During spring practice last season, all of the talk was how Auburn quarterback Kiehl Frazier had picked up on then-offensive coordinator Scot Loeffler's offensive scheme and was poised for a breakout season in his sophomore year on the Plains.
Then the season started, and we quickly realized that he wasn't prepared at all and that Loeffler's offensive scheme was essentially the same five plays over and over again—none of which seemed to work all that well.
After eight interceptions and only two touchdowns in the first five games, Frazier was pulled in the middle of the Arkansas game in favor of Clint Moseley and never regained the starting job.

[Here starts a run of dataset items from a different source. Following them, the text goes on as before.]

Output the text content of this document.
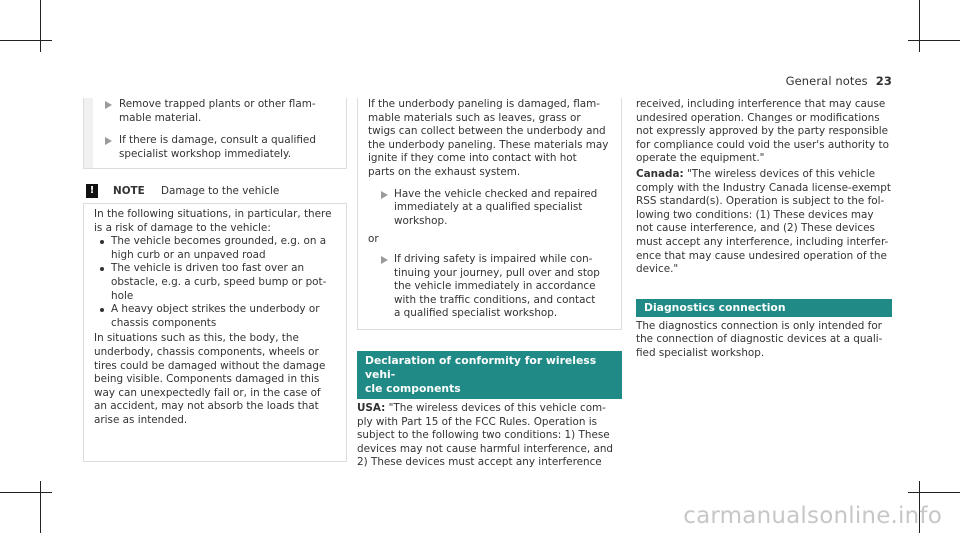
General notes 23

Remove trapped plants or other flam-
mable material.

If there is damage, consult a qualified
specialist workshop immediately.

!	NOTE Damage to the vehicle

In the following situations, in particular, there
is a risk of damage to the vehicle:

The vehicle becomes grounded, e.g. on a
high curb or an unpaved road

The vehicle is driven too fast over an
obstacle, e.g. a curb, speed bump or pot-
hole

A heavy object strikes the underbody or
chassis components

In situations such as this, the body, the
underbody, chassis components, wheels or
tires could be damaged without the damage
being visible. Components damaged in this
way can unexpectedly fail or, in the case of
an accident, may not absorb the loads that
arise as intended.

If the underbody paneling is damaged, flam-
mable materials such as leaves, grass or
twigs can collect between the underbody and
the underbody paneling. These materials may
ignite if they come into contact with hot
parts on the exhaust system.

Have the vehicle checked and repaired
immediately at a qualified specialist
workshop.

or

If driving safety is impaired while con-
tinuing your journey, pull over and stop
the vehicle immediately in accordance
with the traffic conditions, and contact
a qualified specialist workshop.

Declaration of conformity for wireless vehi-
cle components

USA: "The wireless devices of this vehicle com-
ply with Part 15 of the FCC Rules. Operation is
subject to the following two conditions: 1) These
devices may not cause harmful interference, and
2) These devices must accept any interference

received, including interference that may cause
undesired operation. Changes or modifications
not expressly approved by the party responsible
for compliance could void the user's authority to
operate the equipment."

Canada: "The wireless devices of this vehicle
comply with the Industry Canada license-exempt
RSS standard(s). Operation is subject to the fol-
lowing two conditions: (1) These devices may
not cause interference, and (2) These devices
must accept any interference, including interfer-
ence that may cause undesired operation of the
device."

Diagnostics connection

The diagnostics connection is only intended for
the connection of diagnostic devices at a quali-
fied specialist workshop.

carmanualsonline.info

True freshman Jonathan Wallace eventually wound up taking the first-string snaps at the end of the season, but a new staff and scheme means that the job is wide open when spring practice starts on Wednesday.
Frazier should be the favorite over Wallace.

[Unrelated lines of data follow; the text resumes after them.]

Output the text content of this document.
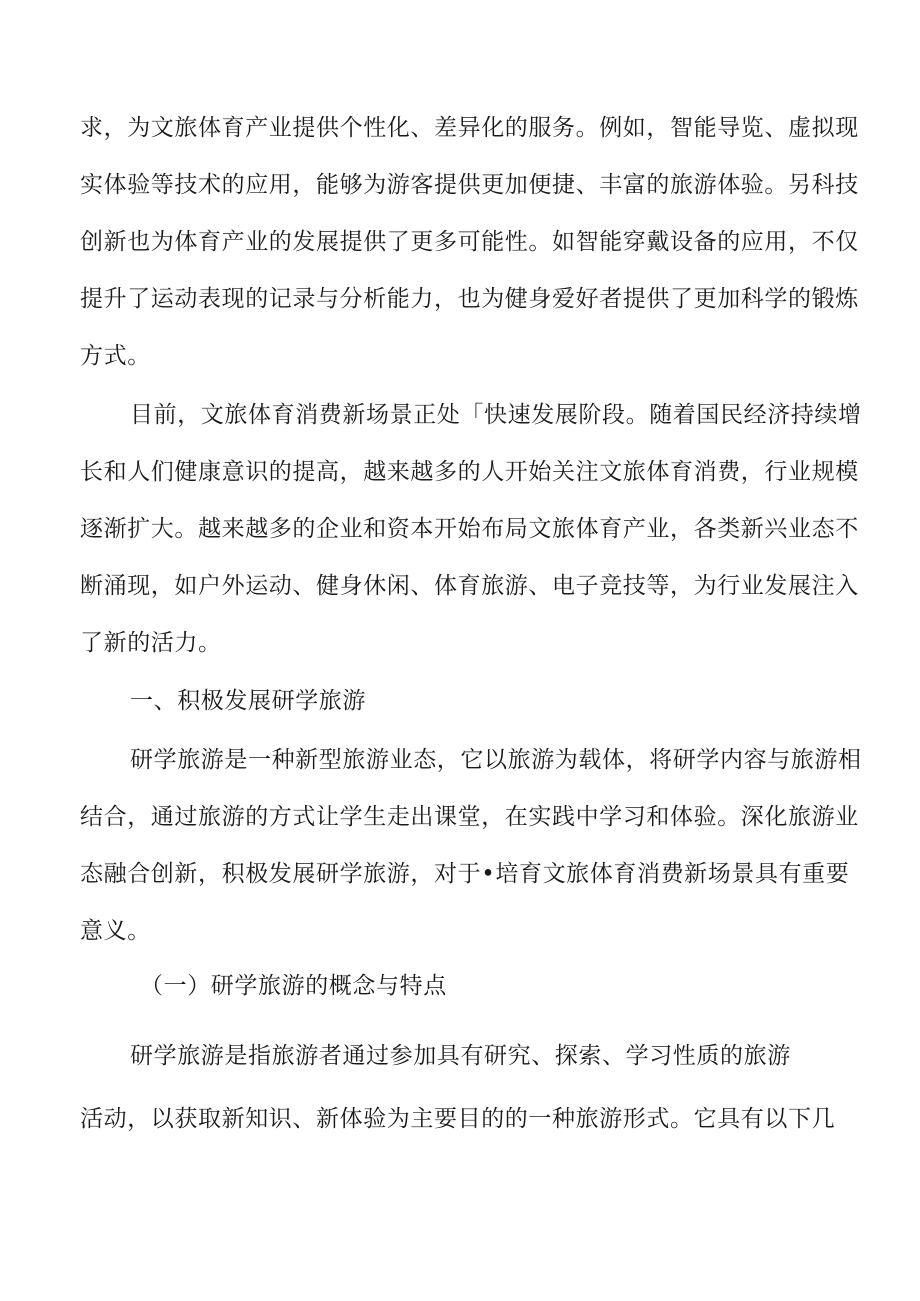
求，为文旅体育产业提供个性化、差异化的服务。例如，智能导览、虚拟现
实体验等技术的应用，能够为游客提供更加便捷、丰富的旅游体验。另科技
创新也为体育产业的发展提供了更多可能性。如智能穿戴设备的应用，不仅
提升了运动表现的记录与分析能力，也为健身爱好者提供了更加科学的锻炼
方式。
目前，文旅体育消费新场景正处「快速发展阶段。随着国民经济持续增
长和人们健康意识的提高，越来越多的人开始关注文旅体育消费，行业规模
逐渐扩大。越来越多的企业和资本开始布局文旅体育产业，各类新兴业态不
断涌现，如户外运动、健身休闲、体育旅游、电子竞技等，为行业发展注入
了新的活力。
一、积极发展研学旅游
研学旅游是一种新型旅游业态，它以旅游为载体，将研学内容与旅游相
结合，通过旅游的方式让学生走出课堂，在实践中学习和体验。深化旅游业
态融合创新，积极发展研学旅游，对于•培育文旅体育消费新场景具有重要
意义。
（一）研学旅游的概念与特点
研学旅游是指旅游者通过参加具有研究、探索、学习性质的旅游
活动，以获取新知识、新体验为主要目的的一种旅游形式。它具有以下几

The two share similar dual-threat capabilities, a trait that plays well in first-year head coach Gus Malzahn's offense, but Frazier's upside is significantly higher.
You wouldn't know it from his time as starting quarterback last season, but he was a very successful passer in high school running a system similar to Malzahn's. He tossed for 2,975 yards and 42 touchdowns as a senior for Shiloh Christian High School in Springdale, Ark., rushed for 1,164 yards and 24 touchdowns and was named the USA Today National Offensive Player of the Year in 2010.
It was clear from the moment that he stepped on the field last season that his head was spinning, and Auburn's lack of a functional offensive scheme certainly played a part. According to Frazier's Twitter feed, he's using last season's failure as motivation this spring.
One of his biggest issues last year was decision-making. In the game in which he was pulled, Frazier completed 9-of-14 passes for 118 yards in the first half. But he took four sacks and looked apprehensive in the pocket in the process, which ultimately closed the book on his days as the 2012 starting quarterback.
Now that he's back in a scheme that fits him better—one that he wasn't given much of a chance to succeed with in 2011—his comfort level will increase. That makes it much more likely that he will realize his potential this spring.
He better, because it's also probably his last chance to become Auburn's starting quarterback.
With Alabama's Mr. Football Jeremy Johnson, junior college transfer Nick Marshall and dual-threat quarterback Jason Smith joining this summer, it's unlikely that Frazier will get another chance if he's unable to separate himself from Wallace this spring.
It's going to be a battle this spring between Frazier and Wallace, and if neither separates then the door is wide open for one of the newcomers to win the job.
Considering Frazier's upside and comfort in offenses similar to the one that Malzahn and offensive coordinator Rhett Lashlee employ, consider him the favorite until further notice.